After the Funeral and Other Stories by Tessa Hadley

After the Funeral and Other Stories by Tessa Hadley

Author:Tessa Hadley [Hadley, Tessa]
Language: eng
Format: epub
Publisher: Knopf Doubleday Publishing Group
Published: 2023-07-11T00:00:00+00:00


Men

At about seven o’clock a crowd came in. They were booked for an overnight, and dinner in the Jazz Bar—the men were loud and middle-aged, they had money and stood at ease in the foyer in their business suits, as if they owned the place. Strong, confident accents from across the Pennines, Leeds or Sheffield. The women varied: some of them were obviously first wives, hanging on from another less prosperous era, solid and plain and mouthy, mothers of grown children, packed pugnaciously into expensive tight dresses and lethal heels, defying the showy hotel. Other men had shed their first wives and acquired a newer model, younger and slimmer, promising a dream of sex; these new girls were either full of themselves, or diffidently shy. The ringleader among the men was a clever talker, short, with a paunch and thick nut-brown hair, bald patch like a monk’s; his ugliness was attractive, with his blue eyes shifting quickly from face to face, entertaining his companions, making sure they were all on board with his jokes, his know-how. He charmed them all, touching everyone with his quick hands, bringing them inside his magic circle, even the dumpiest of the old wives. And his girl stood out, she was different: very tall and serene, and pale—not like the others with their Lanzarote tans. She wore a long tasteful pastel dress, not split up to her thigh or cut to show off her breasts—though you noticed the shape of her breasts, loose under the loose fabric. Her hair was old-gold colour, silky, a good cut, feathered onto her white shoulders. She smiled around her as if she wasn’t afraid of anything, and her smile didn’t change when the bald-patch man trailed fingers down her back, between the shoulder blades; she was still free. He was talking away to the others at the same time, telling some old story about his great-grandfather who’d fought and won against a rival in this city once, at Moran’s Boxing Booth, famous in those days.

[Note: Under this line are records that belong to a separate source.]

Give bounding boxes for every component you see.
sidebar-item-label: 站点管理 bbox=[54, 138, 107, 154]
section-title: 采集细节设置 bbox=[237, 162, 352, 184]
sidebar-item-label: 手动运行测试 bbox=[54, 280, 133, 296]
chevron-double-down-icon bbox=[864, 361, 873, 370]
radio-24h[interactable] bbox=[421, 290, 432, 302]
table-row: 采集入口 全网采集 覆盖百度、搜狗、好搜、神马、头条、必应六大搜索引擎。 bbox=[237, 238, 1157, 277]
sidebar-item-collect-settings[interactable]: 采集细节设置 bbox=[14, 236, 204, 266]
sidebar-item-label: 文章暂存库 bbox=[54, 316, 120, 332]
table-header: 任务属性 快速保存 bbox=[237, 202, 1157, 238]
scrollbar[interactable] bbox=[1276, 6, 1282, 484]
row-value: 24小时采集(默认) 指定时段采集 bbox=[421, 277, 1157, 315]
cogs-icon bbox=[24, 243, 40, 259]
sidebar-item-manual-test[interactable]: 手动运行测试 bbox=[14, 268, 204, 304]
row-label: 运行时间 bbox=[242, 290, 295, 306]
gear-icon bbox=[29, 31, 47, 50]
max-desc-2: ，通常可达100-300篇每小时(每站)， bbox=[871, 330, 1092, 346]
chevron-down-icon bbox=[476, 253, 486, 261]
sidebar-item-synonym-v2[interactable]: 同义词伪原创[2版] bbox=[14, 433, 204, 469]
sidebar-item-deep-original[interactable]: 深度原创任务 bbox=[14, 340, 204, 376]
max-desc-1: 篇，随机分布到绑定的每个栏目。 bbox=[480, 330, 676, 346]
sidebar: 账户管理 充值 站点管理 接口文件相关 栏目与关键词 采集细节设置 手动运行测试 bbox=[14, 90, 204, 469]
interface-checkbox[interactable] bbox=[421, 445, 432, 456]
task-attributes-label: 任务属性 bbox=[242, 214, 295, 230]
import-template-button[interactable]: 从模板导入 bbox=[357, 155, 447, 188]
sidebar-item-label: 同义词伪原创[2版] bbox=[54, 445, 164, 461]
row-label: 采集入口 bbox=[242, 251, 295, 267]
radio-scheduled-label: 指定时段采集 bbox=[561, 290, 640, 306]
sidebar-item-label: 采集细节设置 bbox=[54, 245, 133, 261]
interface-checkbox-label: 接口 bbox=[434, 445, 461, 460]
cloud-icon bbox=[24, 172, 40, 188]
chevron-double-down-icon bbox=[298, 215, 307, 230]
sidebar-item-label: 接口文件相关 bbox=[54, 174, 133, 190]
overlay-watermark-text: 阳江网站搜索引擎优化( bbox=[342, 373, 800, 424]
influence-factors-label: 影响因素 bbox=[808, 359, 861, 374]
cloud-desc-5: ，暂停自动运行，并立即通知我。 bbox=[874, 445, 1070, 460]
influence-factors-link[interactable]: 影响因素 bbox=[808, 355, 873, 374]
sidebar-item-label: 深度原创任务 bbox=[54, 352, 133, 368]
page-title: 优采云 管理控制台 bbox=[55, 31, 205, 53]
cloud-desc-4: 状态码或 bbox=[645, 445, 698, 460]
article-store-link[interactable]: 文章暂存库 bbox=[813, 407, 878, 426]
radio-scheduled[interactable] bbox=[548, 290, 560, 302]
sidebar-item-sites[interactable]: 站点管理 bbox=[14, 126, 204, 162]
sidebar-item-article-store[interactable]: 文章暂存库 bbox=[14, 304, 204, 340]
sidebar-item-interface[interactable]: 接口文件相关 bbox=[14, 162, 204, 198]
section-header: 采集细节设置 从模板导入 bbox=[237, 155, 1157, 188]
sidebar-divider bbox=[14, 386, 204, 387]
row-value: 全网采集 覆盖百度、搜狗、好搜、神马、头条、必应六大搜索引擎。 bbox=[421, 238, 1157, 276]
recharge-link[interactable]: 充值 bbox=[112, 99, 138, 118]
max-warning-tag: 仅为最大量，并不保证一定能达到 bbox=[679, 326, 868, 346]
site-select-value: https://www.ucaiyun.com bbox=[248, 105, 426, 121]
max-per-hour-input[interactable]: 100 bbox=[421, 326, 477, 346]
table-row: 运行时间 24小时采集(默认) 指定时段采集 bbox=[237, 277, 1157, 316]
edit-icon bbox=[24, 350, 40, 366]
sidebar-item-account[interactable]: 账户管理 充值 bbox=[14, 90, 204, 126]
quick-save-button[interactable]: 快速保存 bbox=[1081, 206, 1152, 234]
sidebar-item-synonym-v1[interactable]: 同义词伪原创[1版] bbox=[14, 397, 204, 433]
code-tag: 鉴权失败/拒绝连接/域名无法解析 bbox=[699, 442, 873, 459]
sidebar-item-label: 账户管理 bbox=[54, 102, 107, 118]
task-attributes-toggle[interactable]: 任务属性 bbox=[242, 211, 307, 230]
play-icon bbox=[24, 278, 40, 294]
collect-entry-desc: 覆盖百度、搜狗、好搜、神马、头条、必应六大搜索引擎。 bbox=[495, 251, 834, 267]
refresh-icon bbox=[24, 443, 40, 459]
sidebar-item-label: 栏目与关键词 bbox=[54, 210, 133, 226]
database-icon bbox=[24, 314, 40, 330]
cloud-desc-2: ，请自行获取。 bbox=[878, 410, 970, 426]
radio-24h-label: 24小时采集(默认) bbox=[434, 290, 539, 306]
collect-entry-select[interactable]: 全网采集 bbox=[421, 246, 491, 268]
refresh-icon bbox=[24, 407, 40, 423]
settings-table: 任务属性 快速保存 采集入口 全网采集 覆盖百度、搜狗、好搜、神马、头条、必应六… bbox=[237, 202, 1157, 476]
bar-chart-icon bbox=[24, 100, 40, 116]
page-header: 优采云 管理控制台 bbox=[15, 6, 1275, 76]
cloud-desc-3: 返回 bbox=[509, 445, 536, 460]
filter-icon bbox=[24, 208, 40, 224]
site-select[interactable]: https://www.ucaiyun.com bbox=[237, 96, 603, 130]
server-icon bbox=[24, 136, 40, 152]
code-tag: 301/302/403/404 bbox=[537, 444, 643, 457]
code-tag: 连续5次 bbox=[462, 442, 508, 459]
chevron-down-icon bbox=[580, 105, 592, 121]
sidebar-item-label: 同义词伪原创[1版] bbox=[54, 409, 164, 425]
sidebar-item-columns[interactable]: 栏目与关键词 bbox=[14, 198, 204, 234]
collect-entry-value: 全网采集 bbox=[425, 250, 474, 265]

Michelle Brennan came through from the staff area into the space behind the reception desk, bumping the swing door open with her behind, preoccupied, holding her bookings chart in both hands and frowning down at it. There was some minor glitch with this block booking which she was worrying over. Then she thought that she was aware of her sister’s presence instantly, vividly, even before she looked up, like an animal picking up a scent, a smear of something rank; yet she hadn’t seen her for fifteen years, not since Jan was seventeen. And as soon as she’d seized an image of her, in one swooping, rapacious glance—the serenity and the thinness and the beauty and the dress and the man—she looked away again, back to her paper, and pretended she hadn’t seen. No one else would have noticed anything. There wasn’t any resemblance between the two sisters. Michelle wasn’t beautiful, she looked like their mother, small and dark with a little pasty face as soft as putty.